Bu konuda verilebilecek çok örnek olmakla birlikte, bu yazımızı uzatmamak adına sadece bir örnek vermekle yetineceğiz. Meselâ, ilahi hikmetin uygun görmesiyle İmam-ı Şâfiî’ye uyanlar, genel olarak Hanefîlere nazaran köylülüğe ve bedevîliğe daha yakındırlar. Bu itibarla, cemaati birtek vücut hükmüne getiren sosyal hayatta eksik olduklarından, herbiri bizzat Allah’a kendi derdini söylemek ve hususî arzusunu iletmek için, imam arkasında Fâtiha’yı birer birer okuyorlar. Bu durum doğrunun ve hikmetin kendisidir.

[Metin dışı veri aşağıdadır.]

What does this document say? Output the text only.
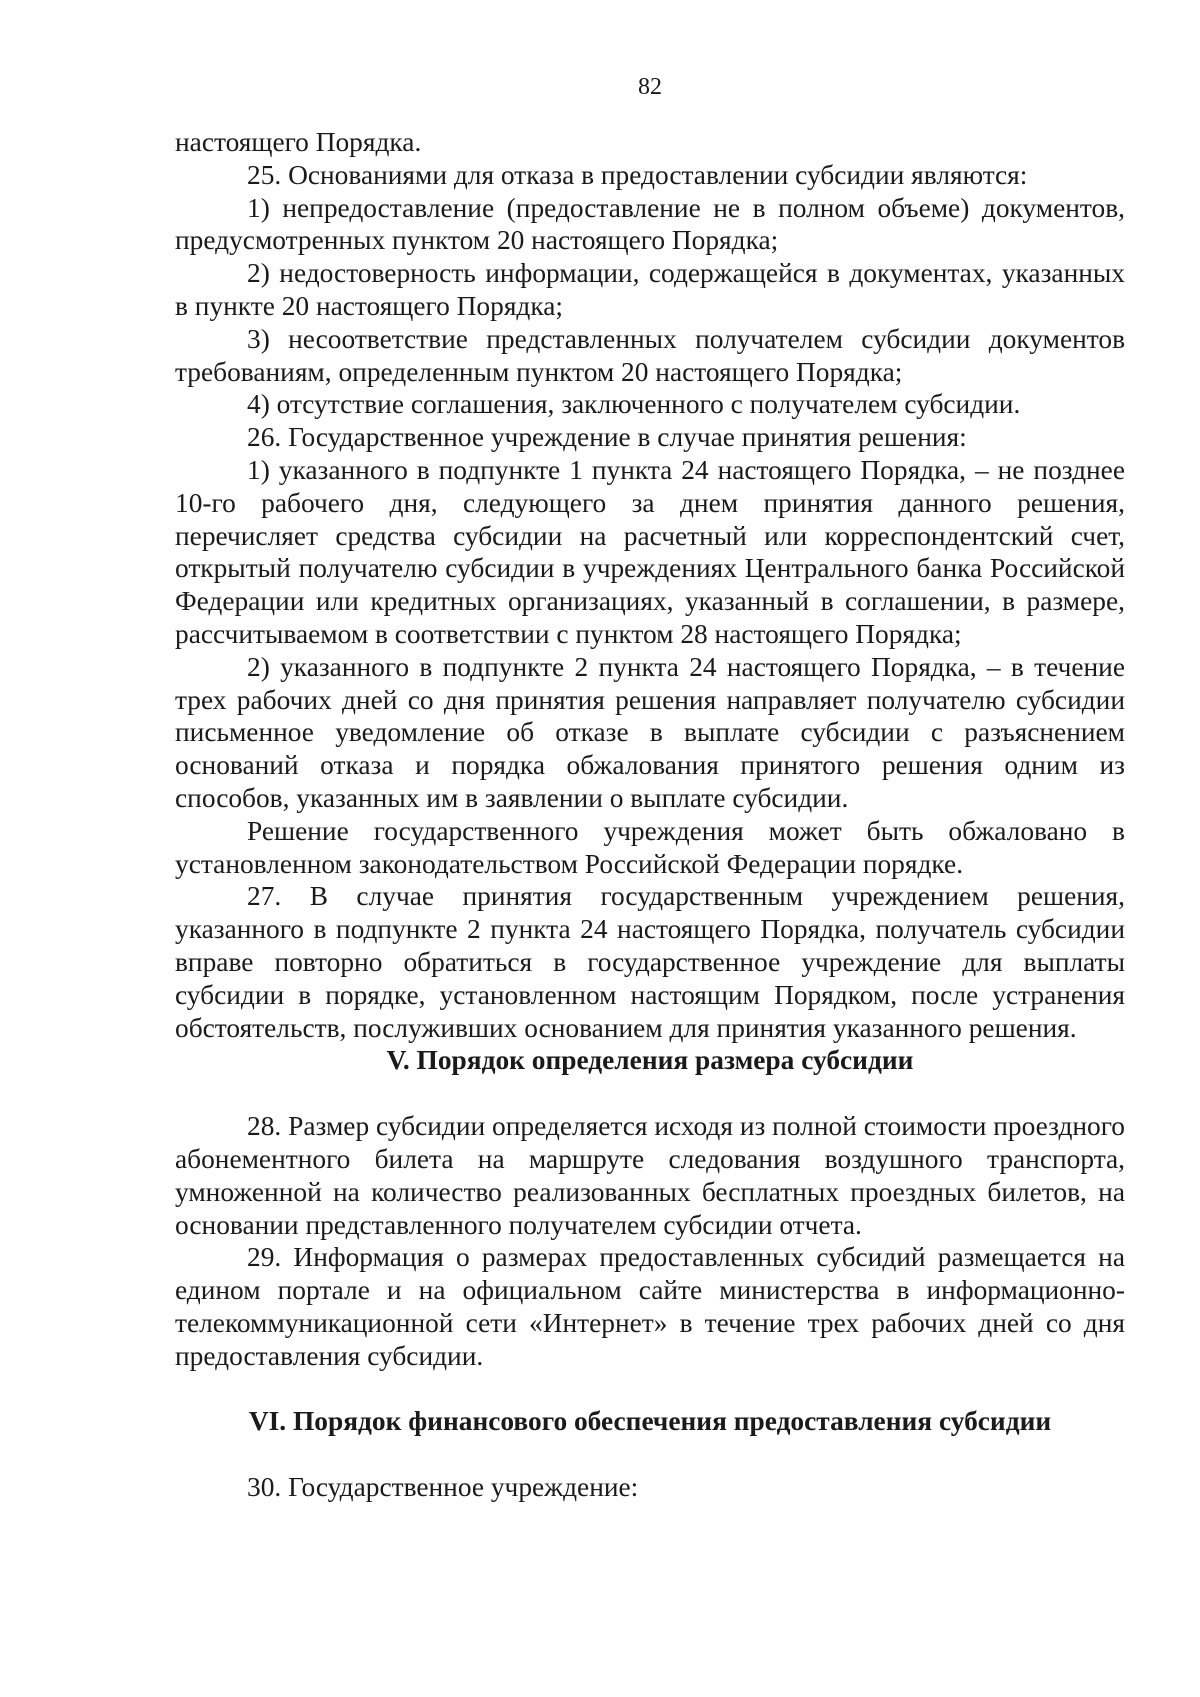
82

настоящего Порядка.

25. Основаниями для отказа в предоставлении субсидии являются:

1) непредоставление (предоставление не в полном объеме) документов, предусмотренных пунктом 20 настоящего Порядка;

2) недостоверность информации, содержащейся в документах, указанных в пункте 20 настоящего Порядка;

3) несоответствие представленных получателем субсидии документов требованиям, определенным пунктом 20 настоящего Порядка;

4) отсутствие соглашения, заключенного с получателем субсидии.

26. Государственное учреждение в случае принятия решения:

1) указанного в подпункте 1 пункта 24 настоящего Порядка, – не позднее 10-го рабочего дня, следующего за днем принятия данного решения, перечисляет средства субсидии на расчетный или корреспондентский счет, открытый получателю субсидии в учреждениях Центрального банка Российской Федерации или кредитных организациях, указанный в соглашении, в размере, рассчитываемом в соответствии с пунктом 28 настоящего Порядка;

2) указанного в подпункте 2 пункта 24 настоящего Порядка, – в течение трех рабочих дней со дня принятия решения направляет получателю субсидии письменное уведомление об отказе в выплате субсидии с разъяснением оснований отказа и порядка обжалования принятого решения одним из способов, указанных им в заявлении о выплате субсидии.

Решение государственного учреждения может быть обжаловано в установленном законодательством Российской Федерации порядке.

27. В случае принятия государственным учреждением решения, указанного в подпункте 2 пункта 24 настоящего Порядка, получатель субсидии вправе повторно обратиться в государственное учреждение для выплаты субсидии в порядке, установленном настоящим Порядком, после устранения обстоятельств, послуживших основанием для принятия указанного решения.

V. Порядок определения размера субсидии

28. Размер субсидии определяется исходя из полной стоимости проездного абонементного билета на маршруте следования воздушного транспорта, умноженной на количество реализованных бесплатных проездных билетов, на основании представленного получателем субсидии отчета.

29. Информация о размерах предоставленных субсидий размещается на едином портале и на официальном сайте министерства в информационно-телекоммуникационной сети «Интернет» в течение трех рабочих дней со дня предоставления субсидии.

VI. Порядок финансового обеспечения предоставления субсидии

30. Государственное учреждение:
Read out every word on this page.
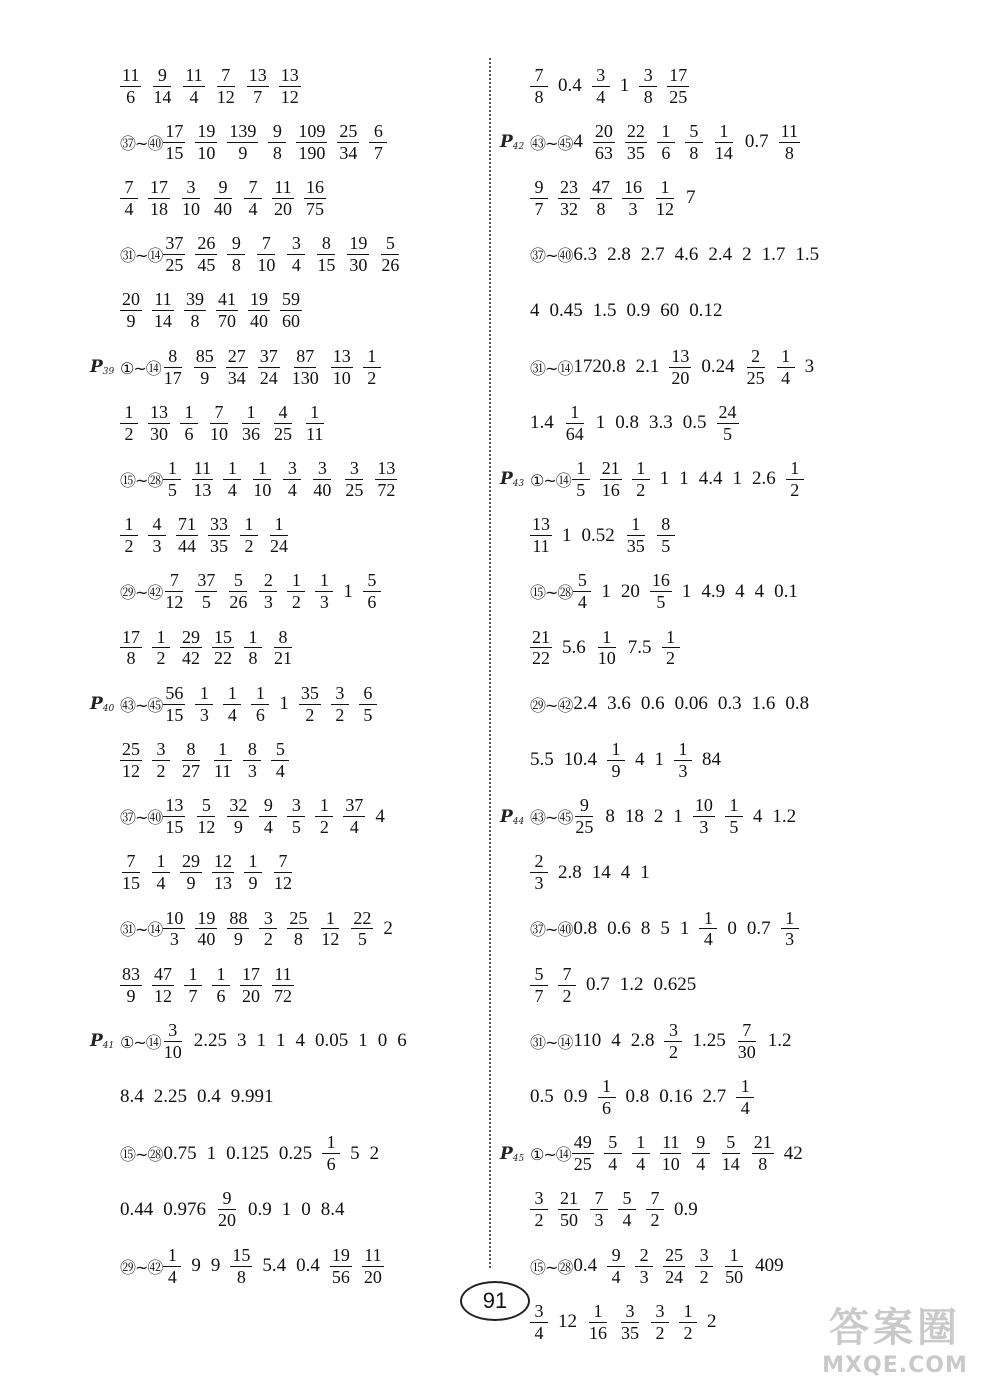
$\frac{11}{6} \frac{9}{14} \frac{11}{4} \frac{7}{12} \frac{13}{7} \frac{13}{12}$
㊲~㊵ $\frac{17}{15} \frac{19}{10} \frac{139}{9} \frac{9}{8} \frac{109}{190} \frac{25}{34} \frac{6}{7}$
$\frac{7}{4} \frac{17}{18} \frac{3}{10} \frac{9}{40} \frac{7}{4} \frac{11}{20} \frac{16}{75}$
㉛~⑭ $\frac{37}{25} \frac{26}{45} \frac{9}{8} \frac{7}{10} \frac{3}{4} \frac{8}{15} \frac{19}{30} \frac{5}{26}$
$\frac{20}{9} \frac{11}{14} \frac{39}{8} \frac{41}{70} \frac{19}{40} \frac{59}{60}$
P 39 ①~⑭ $\frac{8}{17} \frac{85}{9} \frac{27}{34} \frac{37}{24} \frac{87}{130} \frac{13}{10} \frac{1}{2}$
$\frac{1}{2} \frac{13}{30} \frac{1}{6} \frac{7}{10} \frac{1}{36} \frac{4}{25} \frac{1}{11}$
⑮~㉘ $\frac{1}{5} \frac{11}{13} \frac{1}{4} \frac{1}{10} \frac{3}{4} \frac{3}{40} \frac{3}{25} \frac{13}{72}$
$\frac{1}{2} \frac{4}{3} \frac{71}{44} \frac{33}{35} \frac{1}{2} \frac{1}{24}$
㉙~㊷ $\frac{7}{12} \frac{37}{5} \frac{5}{26} \frac{2}{3} \frac{1}{2} \frac{1}{3} 1 \frac{5}{6}$
$\frac{17}{8} \frac{1}{2} \frac{29}{42} \frac{15}{22} \frac{1}{8} \frac{8}{21}$
P 40 ㊸~㊺ $\frac{56}{15} \frac{1}{3} \frac{1}{4} \frac{1}{6} 1 \frac{35}{2} \frac{3}{2} \frac{6}{5}$
$\frac{25}{12} \frac{3}{2} \frac{8}{27} \frac{1}{11} \frac{8}{3} \frac{5}{4}$
㊲~㊵ $\frac{13}{15} \frac{5}{12} \frac{32}{9} \frac{9}{4} \frac{3}{5} \frac{1}{2} \frac{37}{4} 4$
$\frac{7}{15} \frac{1}{4} \frac{29}{9} \frac{12}{13} \frac{1}{9} \frac{7}{12}$
㉛~⑭ $\frac{10}{3} \frac{19}{40} \frac{88}{9} \frac{3}{2} \frac{25}{8} \frac{1}{12} \frac{22}{5} 2$
$\frac{83}{9} \frac{47}{12} \frac{1}{7} \frac{1}{6} \frac{17}{20} \frac{11}{72}$
P 41 ①~⑭ $\frac{3}{10} 2.25$ 3 1 1 4 0.05 1 0 6
8.4 2.25 0.4 9.991
⑮~㉘ 0.75 1 0.125 $0.25 \frac{1}{6} 5$ 2
0.44 $0.976 \frac{9}{20} 0.9$ 1 0 8.4
㉙~㊷ $\frac{1}{4} 9$ $9 \frac{15}{8} 5.4$ $0.4 \frac{19}{56} \frac{11}{20}$
$\frac{7}{8} 0.4 \frac{3}{4} 1 \frac{3}{8} \frac{17}{25}$
P 42 ㊸~㊺ $4 \frac{20}{63} \frac{22}{35} \frac{1}{6} \frac{5}{8} \frac{1}{14} 0.7 \frac{11}{8}$
$\frac{9}{7} \frac{23}{32} \frac{47}{8} \frac{16}{3} \frac{1}{12} 7$
㊲~㊵ 6.3 2.8 2.7 4.6 2.4 2 1.7 1.5
4 0.45 1.5 0.9 60 0.12
㉛~⑭ 1720.8 $2.1 \frac{13}{20} 0.24 \frac{2}{25} \frac{1}{4} 3$
$1.4 \frac{1}{64} 1$ 0.8 3.3 $0.5 \frac{24}{5}$
P 43 ①~⑭ $\frac{1}{5} \frac{21}{16} \frac{1}{2} 1$ 1 4.4 1 $2.6 \frac{1}{2}$
$\frac{13}{11} 1$ $0.52 \frac{1}{35} \frac{8}{5}$
⑮~㉘ $\frac{5}{4} 1$ $20 \frac{16}{5} 1$ 4.9 4 4 0.1
$\frac{21}{22} 5.6 \frac{1}{10} 7.5 \frac{1}{2}$
㉙~㊷ 2.4 3.6 0.6 0.06 0.3 1.6 0.8
5.5 $10.4 \frac{1}{9} 4$ $1 \frac{1}{3} 84$
P 44 ㊸~㊺ $\frac{9}{25} 8$ 18 2 $1 \frac{10}{3} \frac{1}{5} 4$ 1.2
$\frac{2}{3} 2.8$ 14 4 1
㊲~㊵ 0.8 0.6 8 5 $1 \frac{1}{4} 0$ $0.7 \frac{1}{3}$
$\frac{5}{7} \frac{7}{2} 0.7$ 1.2 0.625
㉛~⑭ 110 4 $2.8 \frac{3}{2} 1.25 \frac{7}{30} 1.2$
0.5 $0.9 \frac{1}{6} 0.8$ 0.16 $2.7 \frac{1}{4}$
P 45 ①~⑭ $\frac{49}{25} \frac{5}{4} \frac{1}{4} \frac{11}{10} \frac{9}{4} \frac{5}{14} \frac{21}{8} 42$
$\frac{3}{2} \frac{21}{50} \frac{7}{3} \frac{5}{4} \frac{7}{2} 0.9$
⑮~㉘ $0.4 \frac{9}{4} \frac{2}{3} \frac{25}{24} \frac{3}{2} \frac{1}{50} 409$
$\frac{3}{4} 12 \frac{1}{16} \frac{3}{35} \frac{3}{2} \frac{1}{2} 2$
91
答案圈
MXQE.COM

İmam-ı Âzam’a tâbi olanlarsa, genel olarak, medeniyete, şehirliliğe daha yakın ve sosyal hayata daha uygun olduğundan, bir grup bir şahıs hükmüne olup, bir tek adam herkes adına konuşur; herkes, kalben onu tasdik edip, kalbini bağlayıp, onun sözü herkesin sözü hükmüne geçtiğinden, Hanefî mezhebine göre imam arkasında Fâtiha okunmaz. Dolayısıyla bu mezhepte Fâtihâ’nın namazda okunmaması doğru ve hikmetlidir.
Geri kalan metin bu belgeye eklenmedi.